Tribal leaders will have something to say to the government on this issue, said Larry EchoHawk, assistant Interior secretary for Indian Affairs.
"The tribes should get first priority," he said. "Native people in their hearts are going to feel a connection."
EchoHawk, a law professor on leave from Brigham Young University, praised his former student — U.S. Attorney Brett Tolman — for taking a tough stance on looting across tribal and federal lands, after decades of government indifference.
The number of defendants in the case has grown to 26 in Utah, New Mexico and Colorado. More indictments are expected out of Arizona.
With the first sentencing Thursday of a major defendant, the government became owner of more than 800 boxes of artifacts confiscated from a Blanding family. Another five moving vans' worth of artifacts have been surrendered by a Colorado antiquities dealer.
EchoHawk acknowledged repatriating artifacts under federal laws will be arduous. It isn't always clear which modern tribe can claim ownership of an ancient relic. Sacred and burial objects are supposed to go back to their rightful culture, while the government can keep other artifacts stolen from public lands.
EchoHawk said he didn't want to see a wholesale transfer of artifacts squirreled away in public museums. Emily Palus, the U.S. Bureau of Land Management's national curator in Washington, D.C., has said it could take years to sort through and properly dispose of the relics.

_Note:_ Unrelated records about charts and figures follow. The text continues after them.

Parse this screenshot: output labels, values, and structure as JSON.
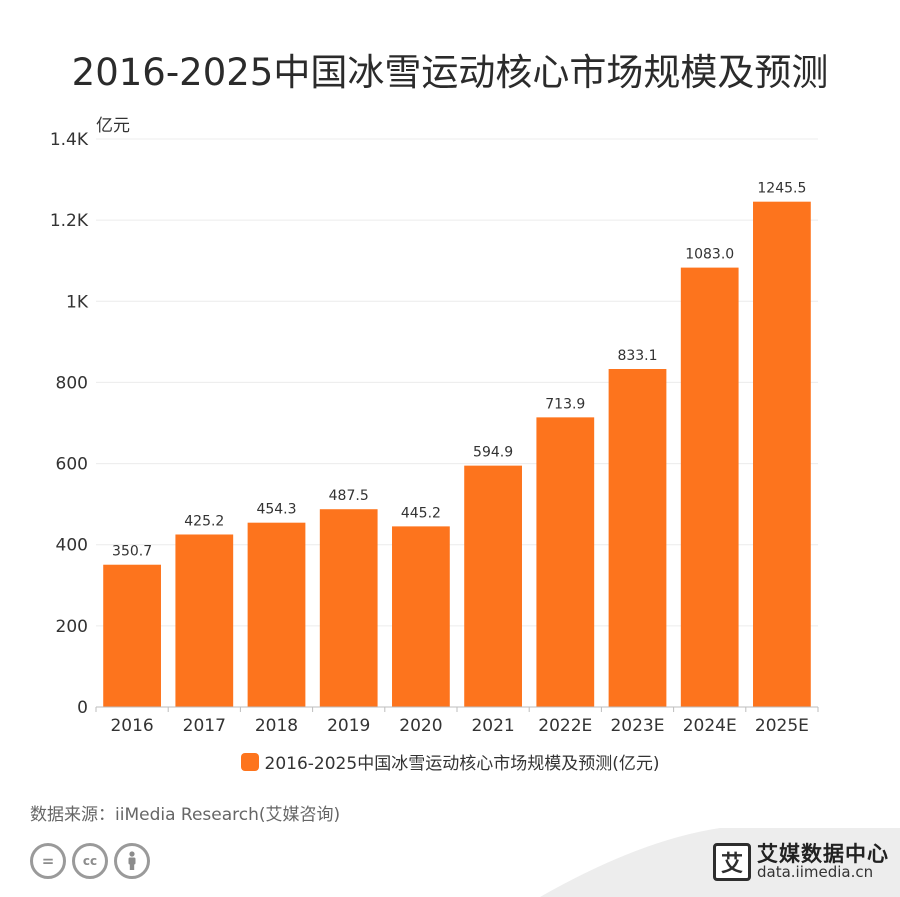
{
  "title": "2016-2025中国冰雪运动核心市场规模及预测",
  "chart_data": {
    "type": "bar",
    "categories": [
      "2016",
      "2017",
      "2018",
      "2019",
      "2020",
      "2021",
      "2022E",
      "2023E",
      "2024E",
      "2025E"
    ],
    "series": [
      {
        "name": "2016-2025中国冰雪运动核心市场规模及预测(亿元)",
        "values": [
          350.7,
          425.2,
          454.3,
          487.5,
          445.2,
          594.9,
          713.9,
          833.1,
          1083.0,
          1245.5
        ],
        "labels": [
          "350.7",
          "425.2",
          "454.3",
          "487.5",
          "445.2",
          "594.9",
          "713.9",
          "833.1",
          "1083.0",
          "1245.5"
        ],
        "color": "#fd741d"
      }
    ],
    "ylabel": "亿元",
    "ylim": [
      0,
      1400
    ],
    "yticks": [
      0,
      200,
      400,
      600,
      800,
      1000,
      1200,
      1400
    ],
    "ytick_labels": [
      "0",
      "200",
      "400",
      "600",
      "800",
      "1K",
      "1.2K",
      "1.4K"
    ],
    "grid": true,
    "legend_position": "bottom"
  },
  "source": "数据来源：iiMedia Research(艾媒咨询)",
  "license_icons": [
    "equals-icon",
    "cc-icon",
    "person-icon"
  ],
  "brand": {
    "mark": "艾",
    "name": "艾媒数据中心",
    "url": "data.iimedia.cn"
  }
}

They range from infant cradle boards to turquoise necklaces, pottery and even human remains — adult molars and infant teeth.
Investigators shared photographs of the seized items with the director of the bureaus of Indian Affairs and Indian Education.
"I looked at those things and didn't want to see them," EchoHawk said. "Many of them would be sacred, part of a burial, private — I didn't want to look at them. People were trading them, making profits from them, like commodities in the marketplace."